Harapan ke depan, lanjut Wabup, upaya-upaya penghijauan kembali dengan penanaman pohon, hutan-hutan yang berada di sekitar komplek Sanctuary Rusa Doro Ncanga, bisa hijau kembali dan memberikan fungsi dan manfaat yang besar bagi kehidupan, sehingga berbagai persoalan sebagai dampak dari kerusakan hutan dapat teratasi dengan baik.


Lebih lanjut Wabup menerangkan dalam upaya menghijaukan kembali lingkungan alam yang tandus atau gersang, Pemerintah Kabupaten Dompu beberapa waktu yang lalu telah melauncing program Dompu Berjasa (Jum’at Bersih, Sabtu Hijau dan Minggu Sehat).
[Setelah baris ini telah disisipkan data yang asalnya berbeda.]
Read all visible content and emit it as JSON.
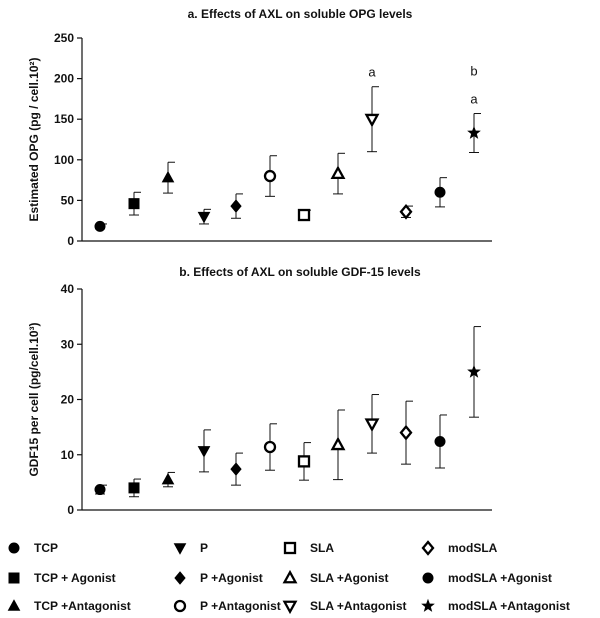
{
  "chart_data": [
    {
      "type": "scatter",
      "title": "a. Effects of AXL on soluble OPG levels",
      "ylabel": "Estimated OPG (pg / cell.10²)",
      "ylim": [
        0,
        250
      ],
      "yticks": [
        "0",
        "50",
        "100",
        "150",
        "200",
        "250"
      ],
      "xlabel": "",
      "grid": false,
      "points": [
        {
          "series": "TCP",
          "mean": 18,
          "sd": 3,
          "marker": "circle-filled",
          "annotation": ""
        },
        {
          "series": "TCP + Agonist",
          "mean": 46,
          "sd": 14,
          "marker": "square-filled",
          "annotation": ""
        },
        {
          "series": "TCP +Antagonist",
          "mean": 78,
          "sd": 19,
          "marker": "triangle-up-filled",
          "annotation": ""
        },
        {
          "series": "P",
          "mean": 30,
          "sd": 9,
          "marker": "triangle-down-filled",
          "annotation": ""
        },
        {
          "series": "P +Agonist",
          "mean": 43,
          "sd": 15,
          "marker": "diamond-filled",
          "annotation": ""
        },
        {
          "series": "P +Antagonist",
          "mean": 80,
          "sd": 25,
          "marker": "circle-open",
          "annotation": ""
        },
        {
          "series": "SLA",
          "mean": 32,
          "sd": 6,
          "marker": "square-open",
          "annotation": ""
        },
        {
          "series": "SLA +Agonist",
          "mean": 83,
          "sd": 25,
          "marker": "triangle-up-open",
          "annotation": ""
        },
        {
          "series": "SLA +Antagonist",
          "mean": 150,
          "sd": 40,
          "marker": "triangle-down-open",
          "annotation": "a"
        },
        {
          "series": "modSLA",
          "mean": 36,
          "sd": 7,
          "marker": "diamond-open",
          "annotation": ""
        },
        {
          "series": "modSLA +Agonist",
          "mean": 60,
          "sd": 18,
          "marker": "circle-filled",
          "annotation": ""
        },
        {
          "series": "modSLA +Antagonist",
          "mean": 133,
          "sd": 24,
          "marker": "star-filled",
          "annotation": "b\na"
        }
      ]
    },
    {
      "type": "scatter",
      "title": "b. Effects of AXL on soluble GDF-15 levels",
      "ylabel": "GDF15 per cell (pg/cell.10³)",
      "ylim": [
        0,
        40
      ],
      "yticks": [
        "0",
        "10",
        "20",
        "30",
        "40"
      ],
      "xlabel": "",
      "grid": false,
      "points": [
        {
          "series": "TCP",
          "mean": 3.7,
          "sd": 0.8,
          "marker": "circle-filled"
        },
        {
          "series": "TCP + Agonist",
          "mean": 4.0,
          "sd": 1.6,
          "marker": "square-filled"
        },
        {
          "series": "TCP +Antagonist",
          "mean": 5.5,
          "sd": 1.3,
          "marker": "triangle-up-filled"
        },
        {
          "series": "P",
          "mean": 10.7,
          "sd": 3.8,
          "marker": "triangle-down-filled"
        },
        {
          "series": "P +Agonist",
          "mean": 7.4,
          "sd": 2.9,
          "marker": "diamond-filled"
        },
        {
          "series": "P +Antagonist",
          "mean": 11.4,
          "sd": 4.2,
          "marker": "circle-open"
        },
        {
          "series": "SLA",
          "mean": 8.8,
          "sd": 3.4,
          "marker": "square-open"
        },
        {
          "series": "SLA +Agonist",
          "mean": 11.8,
          "sd": 6.3,
          "marker": "triangle-up-open"
        },
        {
          "series": "SLA +Antagonist",
          "mean": 15.6,
          "sd": 5.3,
          "marker": "triangle-down-open"
        },
        {
          "series": "modSLA",
          "mean": 14.0,
          "sd": 5.7,
          "marker": "diamond-open"
        },
        {
          "series": "modSLA +Agonist",
          "mean": 12.4,
          "sd": 4.8,
          "marker": "circle-filled"
        },
        {
          "series": "modSLA +Antagonist",
          "mean": 25.0,
          "sd": 8.2,
          "marker": "star-filled"
        }
      ]
    }
  ],
  "legend": {
    "placement": "bottom",
    "entries": [
      {
        "label": "TCP",
        "marker": "circle-filled"
      },
      {
        "label": "P",
        "marker": "triangle-down-filled"
      },
      {
        "label": "SLA",
        "marker": "square-open"
      },
      {
        "label": "modSLA",
        "marker": "diamond-open"
      },
      {
        "label": "TCP + Agonist",
        "marker": "square-filled"
      },
      {
        "label": "P +Agonist",
        "marker": "diamond-filled"
      },
      {
        "label": "SLA +Agonist",
        "marker": "triangle-up-open"
      },
      {
        "label": "modSLA +Agonist",
        "marker": "circle-filled"
      },
      {
        "label": "TCP +Antagonist",
        "marker": "triangle-up-filled"
      },
      {
        "label": "P +Antagonist",
        "marker": "circle-open"
      },
      {
        "label": "SLA +Antagonist",
        "marker": "triangle-down-open"
      },
      {
        "label": "modSLA +Antagonist",
        "marker": "star-filled"
      }
    ]
  }
}
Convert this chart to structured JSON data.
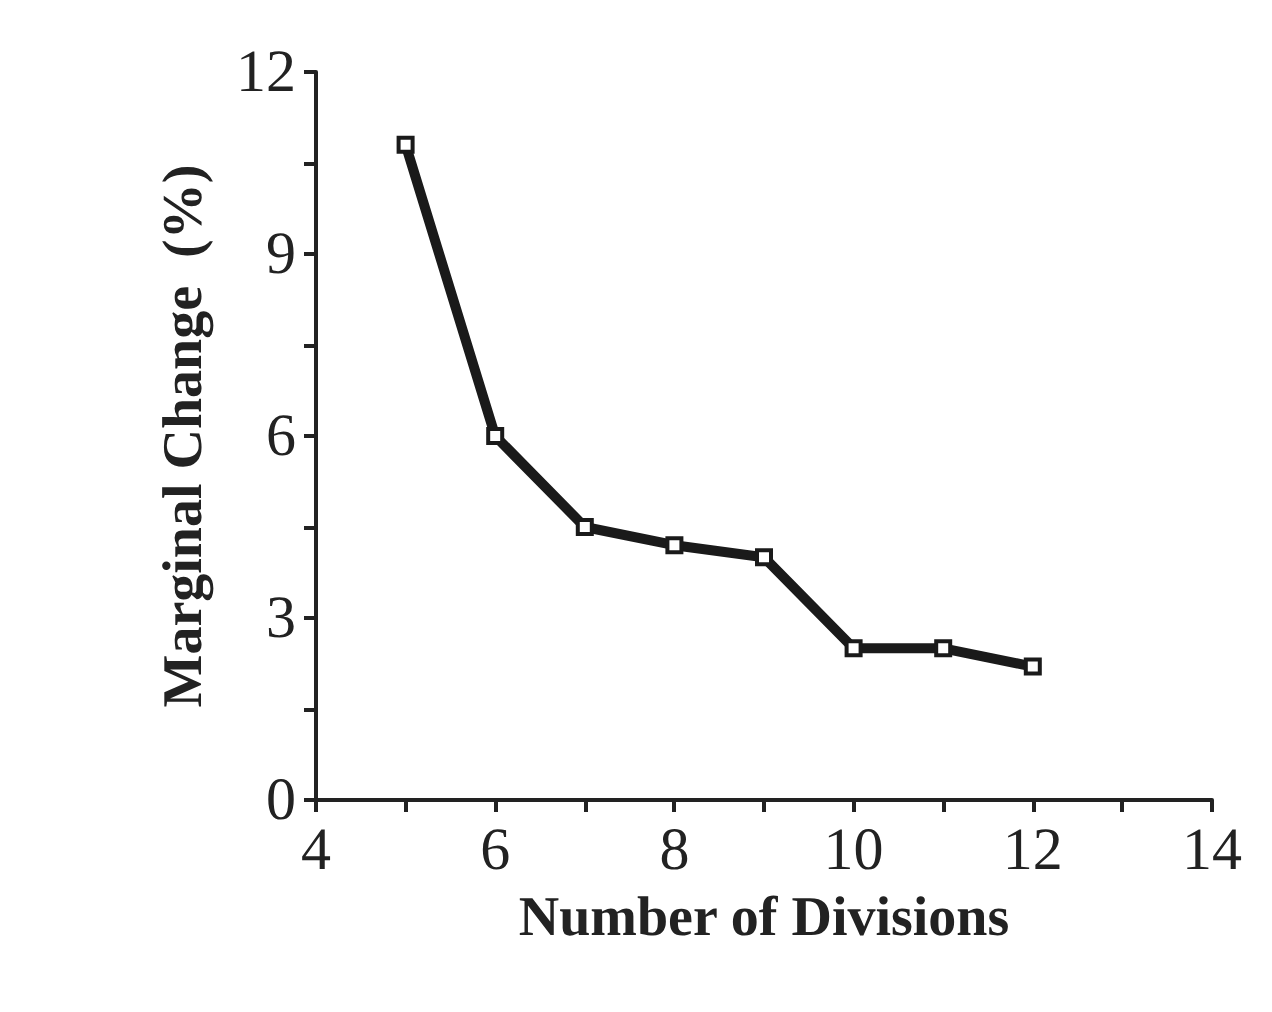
{
  "chart_data": {
    "type": "line",
    "xlabel": "Number of Divisions",
    "ylabel": "Marginal Change  (%)",
    "x": [
      5,
      6,
      7,
      8,
      9,
      10,
      11,
      12
    ],
    "series": [
      {
        "color": "#1a1a1a",
        "values": [
          10.8,
          6.0,
          4.5,
          4.2,
          4.0,
          2.5,
          2.5,
          2.2
        ]
      }
    ],
    "xlim": [
      4,
      14
    ],
    "xticks": [
      4,
      {
        "value": 5,
        "label": null
      },
      6,
      {
        "value": 7,
        "label": null
      },
      8,
      {
        "value": 9,
        "label": null
      },
      10,
      {
        "value": 11,
        "label": null
      },
      12,
      {
        "value": 13,
        "label": null
      },
      14
    ],
    "ylim": [
      0,
      12
    ],
    "yticks": [
      0,
      {
        "value": 1.5,
        "label": null
      },
      3,
      {
        "value": 4.5,
        "label": null
      },
      6,
      {
        "value": 7.5,
        "label": null
      },
      9,
      {
        "value": 10.5,
        "label": null
      },
      12
    ],
    "grid": false,
    "marker": "square",
    "line_style": "solid"
  }
}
Terutama Sabtu Hijau yaitu gerakan menanam pohon di setiap lingkungan, terutama gerakan menanam pada sumber-sumber mata air dan penataan pekarangan bisa terus dikampanyekan dan digalakkan.


Di momen penanaman pohon bersama itu, Wabup kembali mengajak agar terus termotivasi untuk dapat menjaga dan memelihara lingkungan, menghijaukannya lalu mencegahnya dari kerusakan. 

"Sehingga apa yang kita upayakan tersebut dapat dirasakan manfaatnya oleh anak-anak cucu kita kelak," ucapnya.


Selanjutnya kepada para tokoh agama, tokoh pemuda dan tokoh masyarakat, LSM lingkungan, wartawan, Wabuo meminta untuk membantu menyadarkan masyarakat akan pentingnya memelihara lingkungan, hutan, dan alam sekitar. 

"Membangun kebiasaan menanam seharusnya menjadi kebutuhan secara berkelanjutan," tandasnya. (emo).